Marion Plumet
Cela fait plus de 10 ans maintenant que je travaille sur les rapports de domination sexistes et les violences qui en résultent. Victime d’un viol à l’adolescence au sein du milieu familial, cet événement est le point de départ de ma pratique artistique actuelle.
À l’époque, j’ai eu la chance de pouvoir parler, d’être soutenue, d’avoir les ressources nécessaires pour porter plainte et trouver un avocat qui me défende. La procédure fut longue, elle dura un peu plus de 10 ans et s’acheva par un procès duquel je suis sortie victorieuse. Victorieuse et surtout victime. Pas menteuse. Pas aguicheuse. Pas salope. Victime. Et ce n’est qu’à partir de ce jour où la société m’a désignée ainsi, victime, qu’enfin, j’ai pu commencer à ne plus en être une. Durant ces 10 années de procédure, j’étais loin de penser que les violences masculines étaient chose commune. Pour moi, il s’agissait d’un fait divers, d’un truc qui n’arrivait jamais, sauf à moi, d’un drame intime en somme. Puis, à la fin de ce procès, j’ai commencé à regarder autour...

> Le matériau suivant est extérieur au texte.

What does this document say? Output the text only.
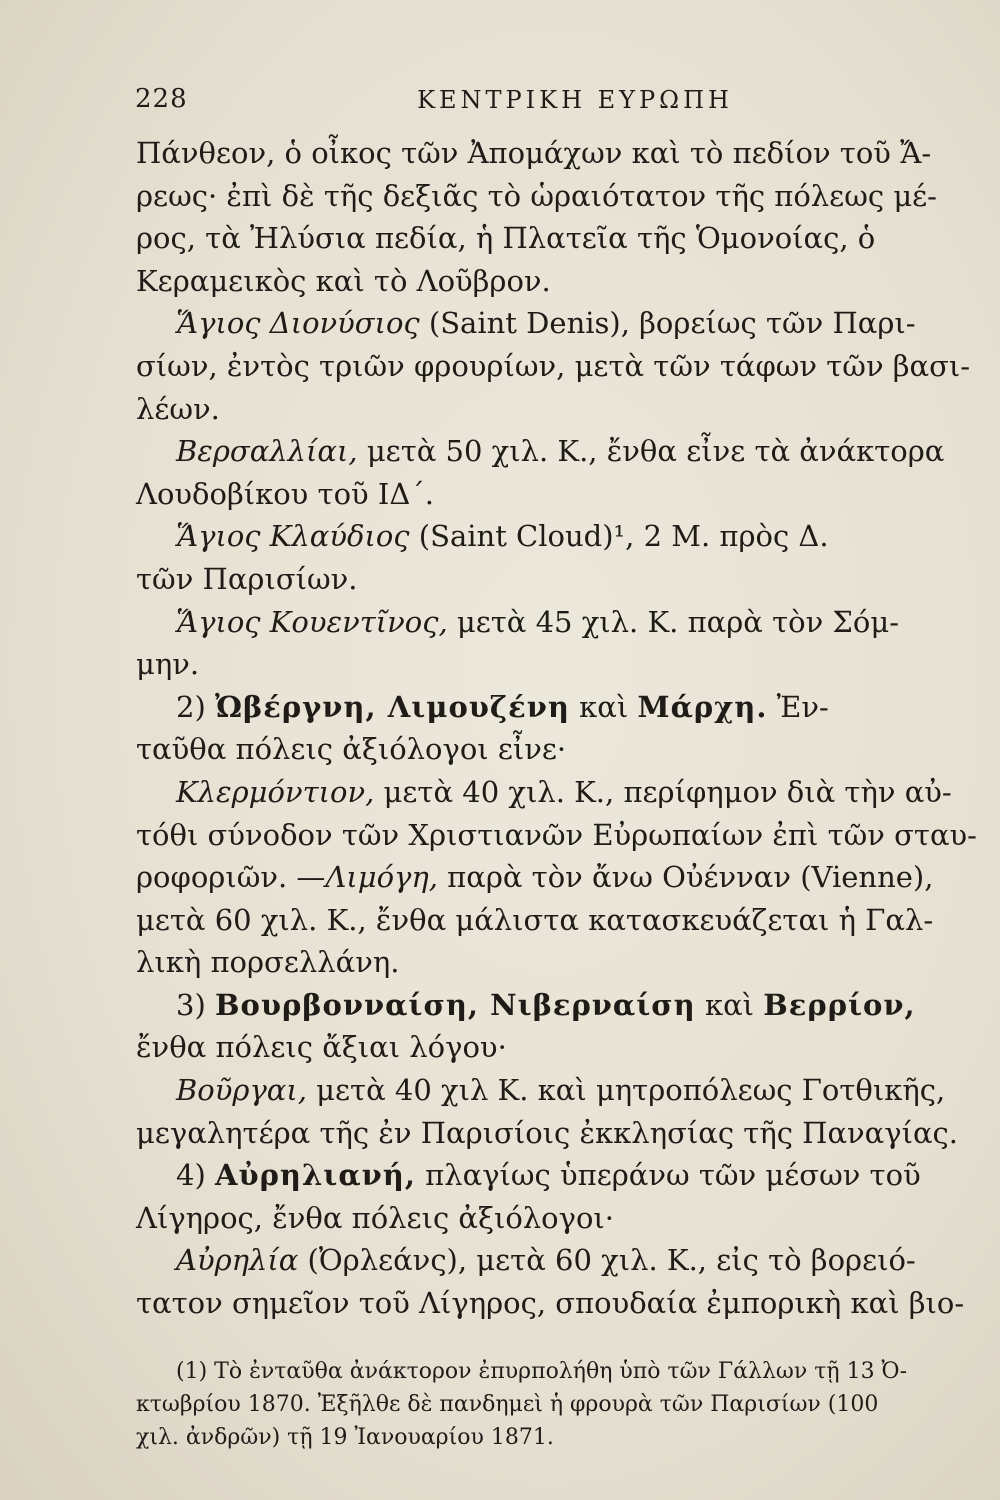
228	ΚΕΝΤΡΙΚΗ ΕΥΡΩΠΗ
Πάνθεον, ὁ οἶκος τῶν Ἀπομάχων καὶ τὸ πεδίον τοῦ Ἄ-
ρεως· ἐπὶ δὲ τῆς δεξιᾶς τὸ ὡραιότατον τῆς πόλεως μέ-
ρος, τὰ Ἠλύσια πεδία, ἡ Πλατεῖα τῆς Ὁμονοίας, ὁ
Κεραμεικὸς καὶ τὸ Λοῦβρον.
Ἅγιος Διονύσιος (Saint Denis), βορείως τῶν Παρι-
σίων, ἐντὸς τριῶν φρουρίων, μετὰ τῶν τάφων τῶν βασι-
λέων.
Βερσαλλίαι, μετὰ 50 χιλ. Κ., ἔνθα εἶνε τὰ ἀνάκτορα
Λουδοβίκου τοῦ ΙΔ΄.
Ἅγιος Κλαύδιος (Saint Cloud)¹, 2 Μ. πρὸς Δ.
τῶν Παρισίων.
Ἅγιος Κουεντῖνος, μετὰ 45 χιλ. Κ. παρὰ τὸν Σόμ-
μην.
2) Ὠβέργνη, Λιμουζένη καὶ Μάρχη. Ἐν-
ταῦθα πόλεις ἀξιόλογοι εἶνε·
Κλερμόντιον, μετὰ 40 χιλ. Κ., περίφημον διὰ τὴν αὐ-
τόθι σύνοδον τῶν Χριστιανῶν Εὐρωπαίων ἐπὶ τῶν σταυ-
ροφοριῶν. —Λιμόγη, παρὰ τὸν ἄνω Οὐένναν (Vienne),
μετὰ 60 χιλ. Κ., ἔνθα μάλιστα κατασκευάζεται ἡ Γαλ-
λικὴ πορσελλάνη.
3) Βουρβονναίση, Νιβερναίση καὶ Βερρίον,
ἔνθα πόλεις ἄξιαι λόγου·
Βοῦργαι, μετὰ 40 χιλ Κ. καὶ μητροπόλεως Γοτθικῆς,
μεγαλητέρα τῆς ἐν Παρισίοις ἐκκλησίας τῆς Παναγίας.
4) Αὐρηλιανή, πλαγίως ὑπεράνω τῶν μέσων τοῦ
Λίγηρος, ἔνθα πόλεις ἀξιόλογοι·
Αὐρηλία (Ὀρλεάνς), μετὰ 60 χιλ. Κ., εἰς τὸ βορειό-
τατον σημεῖον τοῦ Λίγηρος, σπουδαία ἐμπορικὴ καὶ βιο-
(1) Τὸ ἐνταῦθα ἀνάκτορον ἐπυρπολήθη ὑπὸ τῶν Γάλλων τῇ 13 Ὀ-
κτωβρίου 1870. Ἐξῆλθε δὲ πανδημεὶ ἡ φρουρὰ τῶν Παρισίων (100
χιλ. ἀνδρῶν) τῇ 19 Ἰανουαρίου 1871.
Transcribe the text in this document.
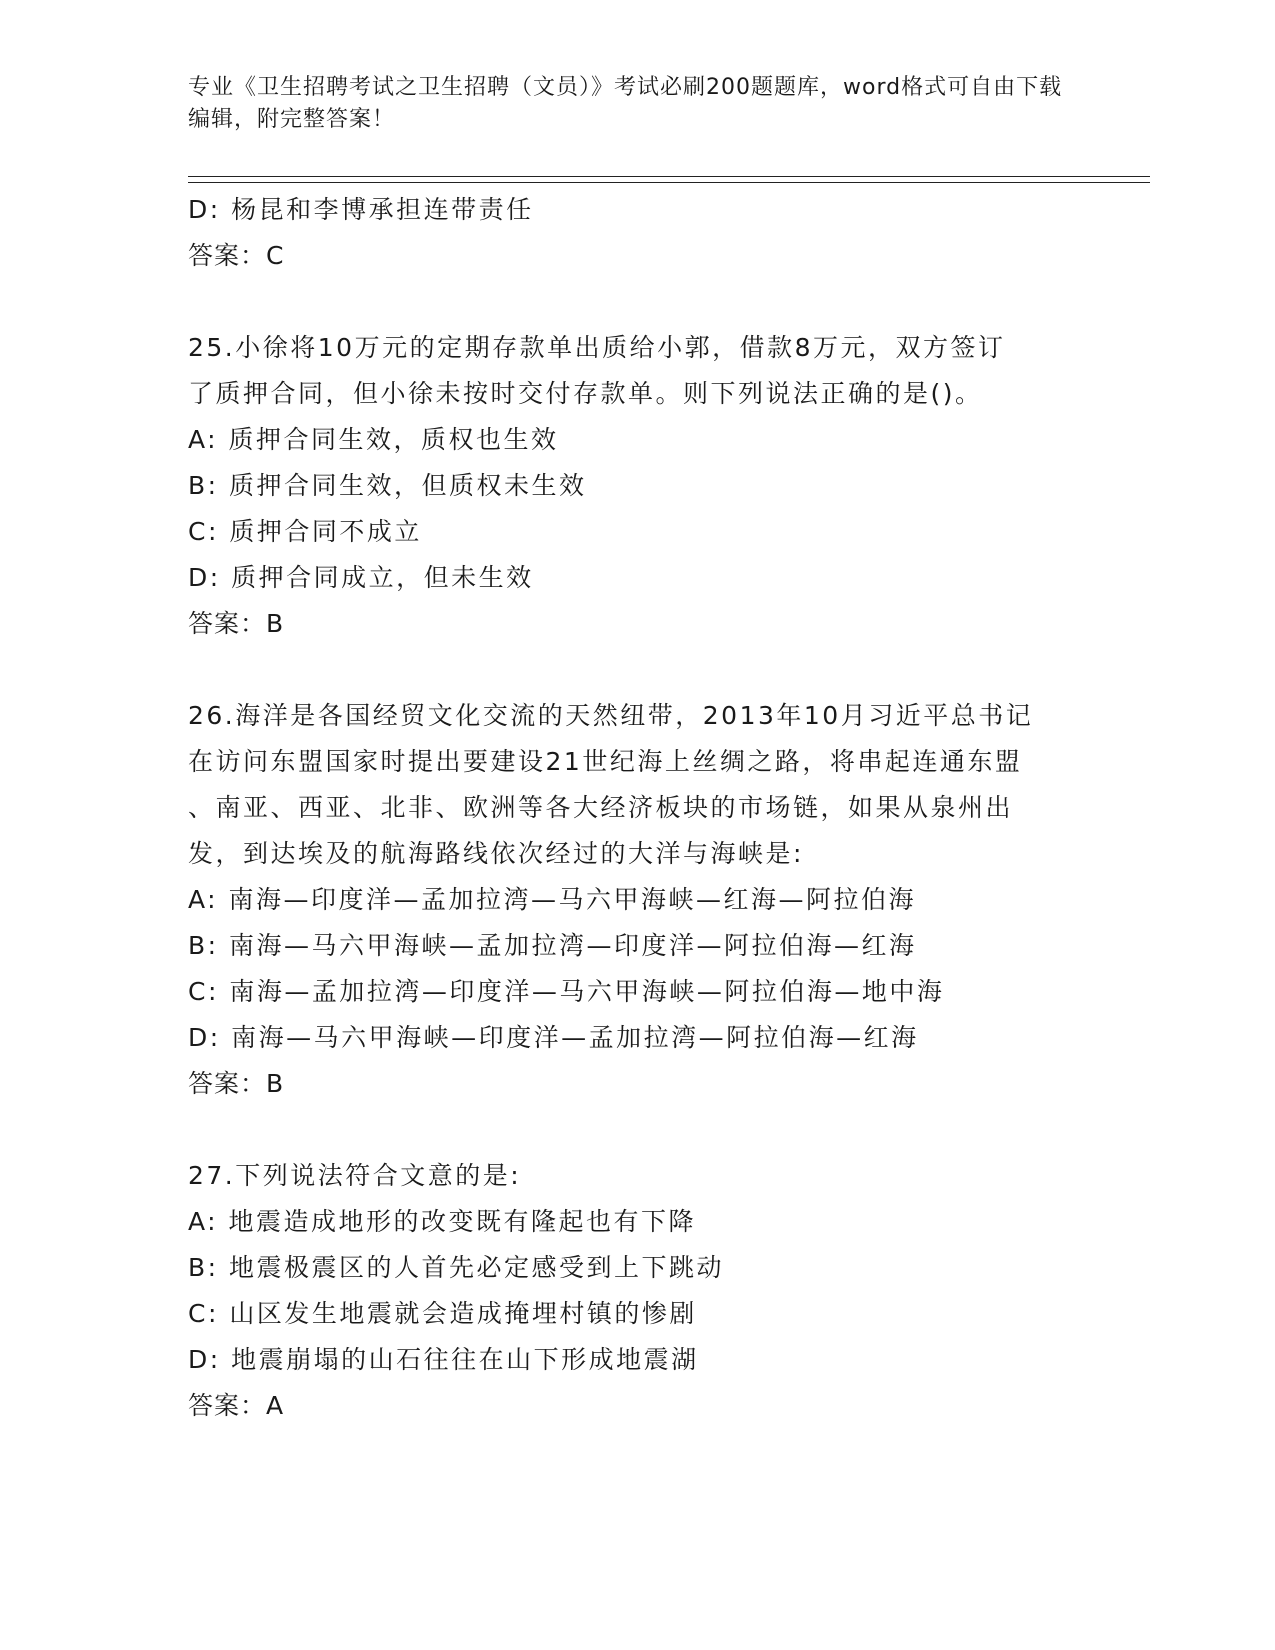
专业《卫生招聘考试之卫生招聘（文员）》考试必刷200题题库，word格式可自由下载编辑，附完整答案！
D: 杨昆和李博承担连带责任
答案：C
25.小徐将10万元的定期存款单出质给小郭，借款8万元，双方签订
了质押合同，但小徐未按时交付存款单。则下列说法正确的是()。
A: 质押合同生效，质权也生效
B: 质押合同生效，但质权未生效
C: 质押合同不成立
D: 质押合同成立，但未生效
答案：B
26.海洋是各国经贸文化交流的天然纽带，2013年10月习近平总书记
在访问东盟国家时提出要建设21世纪海上丝绸之路，将串起连通东盟
、南亚、西亚、北非、欧洲等各大经济板块的市场链，如果从泉州出
发，到达埃及的航海路线依次经过的大洋与海峡是:
A: 南海—印度洋—孟加拉湾—马六甲海峡—红海—阿拉伯海
B: 南海—马六甲海峡—孟加拉湾—印度洋—阿拉伯海—红海
C: 南海—孟加拉湾—印度洋—马六甲海峡—阿拉伯海—地中海
D: 南海—马六甲海峡—印度洋—孟加拉湾—阿拉伯海—红海
答案：B
27.下列说法符合文意的是:
A: 地震造成地形的改变既有隆起也有下降
B: 地震极震区的人首先必定感受到上下跳动
C: 山区发生地震就会造成掩埋村镇的惨剧
D: 地震崩塌的山石往往在山下形成地震湖
答案：A
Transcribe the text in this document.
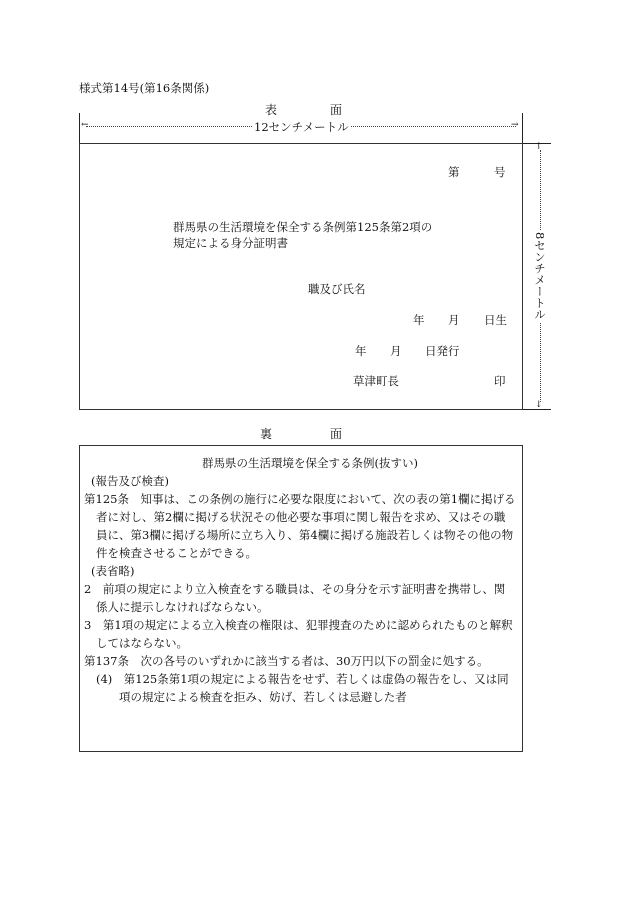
様式第14号(第16条関係)
表	面
←	→
12センチメートル
↑
↓
8センチメートル
第	号
群馬県の生活環境を保全する条例第125条第2項の
規定による身分証明書
職及び氏名
年 月 日生
年 月 日発行
草津町長	印
裏	面
群馬県の生活環境を保全する条例(抜すい)
(報告及び検査)
第125条　知事は、この条例の施行に必要な限度において、次の表の第1欄に掲げる
者に対し、第2欄に掲げる状況その他必要な事項に関し報告を求め、又はその職
員に、第3欄に掲げる場所に立ち入り、第4欄に掲げる施設若しくは物その他の物
件を検査させることができる。
(表省略)
2　前項の規定により立入検査をする職員は、その身分を示す証明書を携帯し、関
係人に提示しなければならない。
3　第1項の規定による立入検査の権限は、犯罪捜査のために認められたものと解釈
してはならない。
第137条　次の各号のいずれかに該当する者は、30万円以下の罰金に処する。
(4)　第125条第1項の規定による報告をせず、若しくは虚偽の報告をし、又は同
項の規定による検査を拒み、妨げ、若しくは忌避した者
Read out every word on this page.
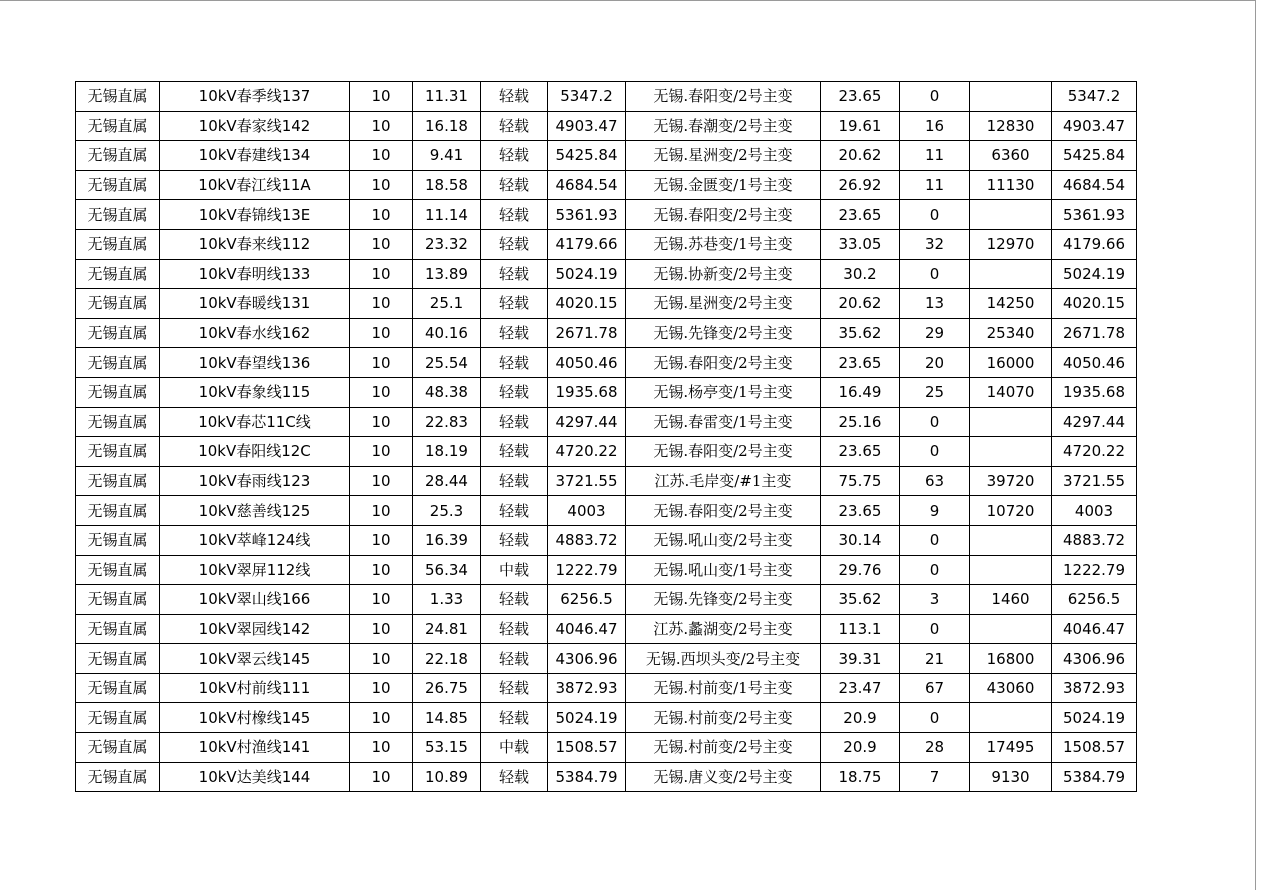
无锡直属	10kV春季线137	10	11.31	轻载	5347.2	无锡.春阳变/2号主变	23.65	0		5347.2
无锡直属	10kV春家线142	10	16.18	轻载	4903.47	无锡.春潮变/2号主变	19.61	16	12830	4903.47
无锡直属	10kV春建线134	10	9.41	轻载	5425.84	无锡.星洲变/2号主变	20.62	11	6360	5425.84
无锡直属	10kV春江线11A	10	18.58	轻载	4684.54	无锡.金匮变/1号主变	26.92	11	11130	4684.54
无锡直属	10kV春锦线13E	10	11.14	轻载	5361.93	无锡.春阳变/2号主变	23.65	0		5361.93
无锡直属	10kV春来线112	10	23.32	轻载	4179.66	无锡.苏巷变/1号主变	33.05	32	12970	4179.66
无锡直属	10kV春明线133	10	13.89	轻载	5024.19	无锡.协新变/2号主变	30.2	0		5024.19
无锡直属	10kV春暖线131	10	25.1	轻载	4020.15	无锡.星洲变/2号主变	20.62	13	14250	4020.15
无锡直属	10kV春水线162	10	40.16	轻载	2671.78	无锡.先锋变/2号主变	35.62	29	25340	2671.78
无锡直属	10kV春望线136	10	25.54	轻载	4050.46	无锡.春阳变/2号主变	23.65	20	16000	4050.46
无锡直属	10kV春象线115	10	48.38	轻载	1935.68	无锡.杨亭变/1号主变	16.49	25	14070	1935.68
无锡直属	10kV春芯11C线	10	22.83	轻载	4297.44	无锡.春雷变/1号主变	25.16	0		4297.44
无锡直属	10kV春阳线12C	10	18.19	轻载	4720.22	无锡.春阳变/2号主变	23.65	0		4720.22
无锡直属	10kV春雨线123	10	28.44	轻载	3721.55	江苏.毛岸变/#1主变	75.75	63	39720	3721.55
无锡直属	10kV慈善线125	10	25.3	轻载	4003	无锡.春阳变/2号主变	23.65	9	10720	4003
无锡直属	10kV萃峰124线	10	16.39	轻载	4883.72	无锡.吼山变/2号主变	30.14	0		4883.72
无锡直属	10kV翠屏112线	10	56.34	中载	1222.79	无锡.吼山变/1号主变	29.76	0		1222.79
无锡直属	10kV翠山线166	10	1.33	轻载	6256.5	无锡.先锋变/2号主变	35.62	3	1460	6256.5
无锡直属	10kV翠园线142	10	24.81	轻载	4046.47	江苏.蠡湖变/2号主变	113.1	0		4046.47
无锡直属	10kV翠云线145	10	22.18	轻载	4306.96	无锡.西坝头变/2号主变	39.31	21	16800	4306.96
无锡直属	10kV村前线111	10	26.75	轻载	3872.93	无锡.村前变/1号主变	23.47	67	43060	3872.93
无锡直属	10kV村橡线145	10	14.85	轻载	5024.19	无锡.村前变/2号主变	20.9	0		5024.19
无锡直属	10kV村渔线141	10	53.15	中载	1508.57	无锡.村前变/2号主变	20.9	28	17495	1508.57
无锡直属	10kV达美线144	10	10.89	轻载	5384.79	无锡.唐义变/2号主变	18.75	7	9130	5384.79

J’ai vite appris qu’une personne de mon entourage avait vécu « la même chose ». Je n’étais plus la seule, nous étions même très nombreuses... Et ça m’a révoltée. Ça m’a révoltée comme ça n’avait jamais été le cas pour ma propre situation. Nous étions en 2012, la vague #MeToo n’était pas encore passée par là, à l’époque, les violences sexistes et sexuelles n’étaient pas des sujets. J’ai alors organisé une « campagne-expo contre le viol » en invitant des artistes à s’emparer de cette question. C’était un pas de géant dans ma reconstruction et mon premier pas dans le militantisme. Puis très vite, j’ai décidé d’installer mon atelier d’artiste au sein d’une Maison de Femmes.
Ce lieu était avant tout un accueil de jour pour les femmes victimes de violences. En plus d’y exercer mon travail d’artiste, j’y étais bénévole. J’y accueillais et accompagnais de nombreuses femmes, de tout âge, de tout milieu et de toute origine, toutes, victimes de violences masculines. Avec le temps, je suis passée par plusieurs associations jusqu’à en co-monter une à l’endroit ou je vis, dans les Monts d’Arrée, l’Âmarrée. Avec elle, nous sommes plusieurs bénévoles à accueillir et à accompagner des femmes.
Voilà donc plus de 10 ans que ma pratique militante est totalement liée à ma pratique artistique. Ensemble, elles se nourrissent et prennent corps.
Les récits de vie et ce qui les construisent sont ma matière première, ma matière à penser, ma matière à créer. Je m’approprie les objets de la domination masculine, j’explore sa pensée, je fais miens ses outils. Toutes ces choses qui nous entourent et qui nous construisent, soit en tant que femme, soit en tant qu’homme. Porno mainstream, forums de discussions mascu, magazines dits féminins, jouets, idée du couple, de la familles... Ces pensées et ces objets je les transcende et les incarne dans la matière — dessins, collages, installations, sculptures, performances, photographies, vidéos... — pour en faire ressortir l’essence, le fil qui les lie... La misogynie. La domination masculine. Le système patriarcal.